Staring around at the bare wide-planked floor, Myrtle saw no rats, saw nothing alive or moving at all. Then she realized what it must be: rain. Very dim light showed at the one window in the end wall, meaning it must now be very shortly after dawn, and in that gray light she watched the raindrops pelt the window glass as hard and unceasing as ever.

So it was the rain, that’s all; too early to wake up. Myrtle closed her eyes again, and listened, and heard the scratching sound once more, and it came from the other direction. Not from the window at all. From the other way.

Reluctantly, Myrtle opened her eyes and looked the other way. Down there was the unfinished interior wall, closing off this room at the end of the attic. Centered in the wall was the old wooden door with its old worn brass round knob.

Skritch. Skritch. Someone was at the door.

Myrtle sat up on the creaky old cot. Though she’d slept in all her clothes—wouldn’t you? — she held the ragged sheet and blanket up to her throat as she stared wide-eyed toward the door.

Who is it? She whispered that: “Who is it?”

Skritch. Skritch.

Well, she hadn’t slept in all her clothes. Tentatively putting her legs over the side of the cot, she felt around with her toes, found her shoes, slipped them on, and now was completely dressed. As armored as possible under the circumstances, she crept across the rough wood floor and bent her ear to the door. “Hello?”

“Myrtle!” An excited but unidentifiable whisper.

“Who is it?”

“Wally!”

She recoiled. The mastermind! Her own whisper became increasingly sibilant, with falsetto breakthroughs: “What do you want?”

“I don’t dare rescue you yet!”

She frowned at the wood panel of the door: “What?”

“Tonight,” his faint whisper came, “when they’ve all gone— Myrtle?”

“Yesss?”

“Can you hear me?”

“I think so,” she whispered.

“Get down by the keyhole!”

Poison gas. Pygmy dart in her eye.

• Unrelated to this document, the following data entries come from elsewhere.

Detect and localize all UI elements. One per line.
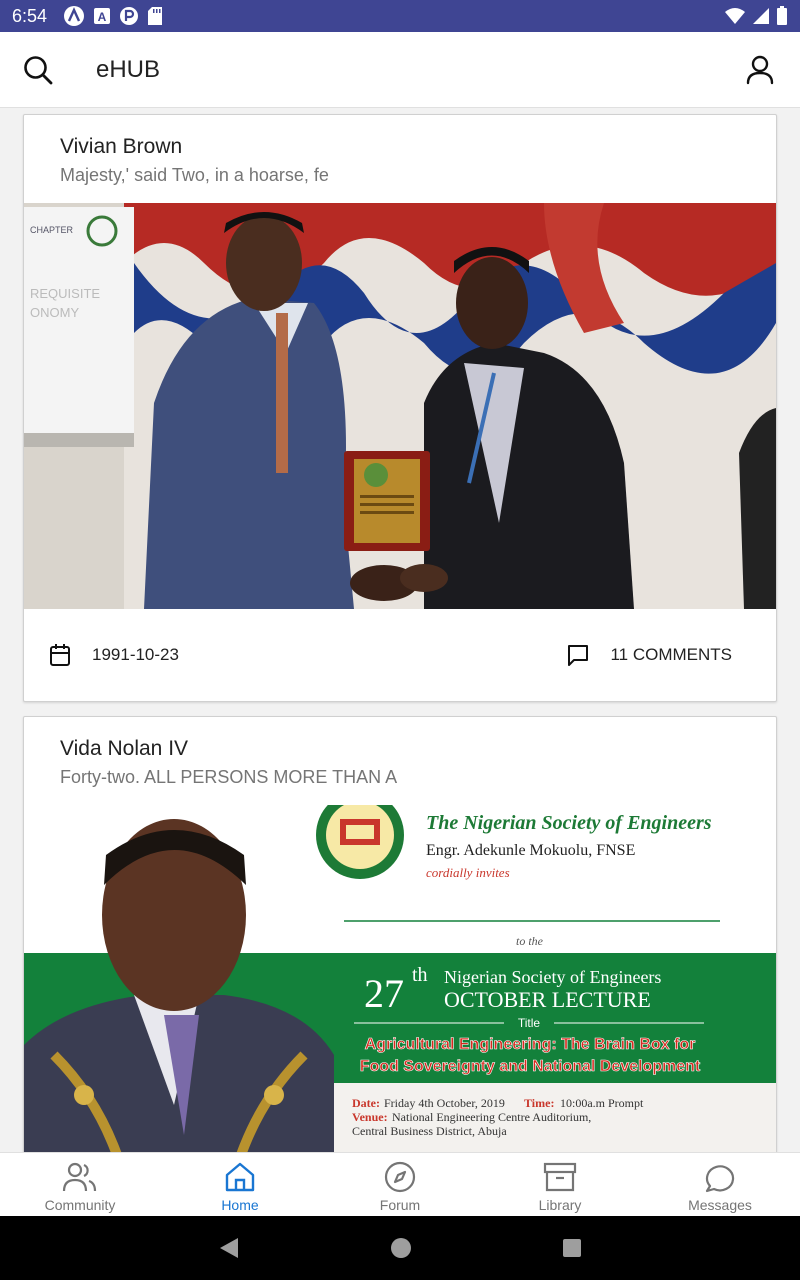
flyer-venue-2: Central Business District, Abuja	[352, 1124, 507, 1138]
flyer-date-label: Date:	[352, 1096, 380, 1110]
a-circle-icon	[64, 6, 85, 26]
svg-text:A: A	[98, 10, 107, 24]
flyer-time-label: Time:	[524, 1096, 554, 1110]
signal-icon	[753, 8, 769, 24]
flyer-time-value: 10:00a.m Prompt	[560, 1096, 644, 1110]
post-card[interactable]: Vivian Brown Majesty,' said Two, in a ho…	[23, 114, 777, 702]
lecture-flyer: The Nigerian Society of Engineers Engr. …	[24, 805, 776, 1152]
app-title: eHUB	[96, 55, 161, 83]
flyer-society: Nigerian Society of Engineers	[444, 967, 661, 987]
flyer-lecture: OCTOBER LECTURE	[444, 987, 651, 1012]
search-button[interactable]	[18, 50, 58, 90]
chat-bubble-icon	[702, 1159, 738, 1195]
status-bar: 6:54 A	[0, 0, 800, 32]
flyer-date-value: Friday 4th October, 2019	[384, 1096, 505, 1110]
sd-card-icon	[148, 7, 163, 25]
nav-home[interactable]: Home	[160, 1153, 320, 1216]
flyer-number: 27	[364, 971, 404, 1016]
flyer-suffix: th	[412, 964, 428, 986]
profile-button[interactable]	[740, 50, 780, 90]
calendar-icon	[48, 643, 72, 667]
recents-icon[interactable]	[562, 1238, 582, 1258]
nav-messages[interactable]: Messages	[640, 1153, 800, 1216]
comment-icon[interactable]	[566, 643, 590, 667]
nav-forum[interactable]: Forum	[320, 1153, 480, 1216]
screen-text-1: REQUISITE	[30, 286, 100, 301]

Bending nearer the keyhole but not all the way in front of it, she whispered, “I can hear you.”

“Tonight,” came that rustle of his whisper, “they’ll all be going to the reservoir.”

Devil cults, black masses. Mass poisonings. “Why?”

He ignored that (of course!). “Only May and Murch’s Mom and I will be here. The compu—”

“Who?”

“The two ladies.” Then, his whisper somehow closer, more insinuating, as though his astral person had shinnied through the keyhole and up onto her shoulder, he asked, “Is her name really Gladys?”

“I don’t know anything anymore,” Myrtle wailed, half whispered and half in that screechy falsetto. “I don’t know what anybody’s doing, I don’t know anybody’s real name—”

“You know my real name.”

“Do I?”

“And I know yours.”

That brought her up short. She leaned her palm against the door, its wooden surface surprisingly warm and comforting to her touch. Her mind ran like watercolors.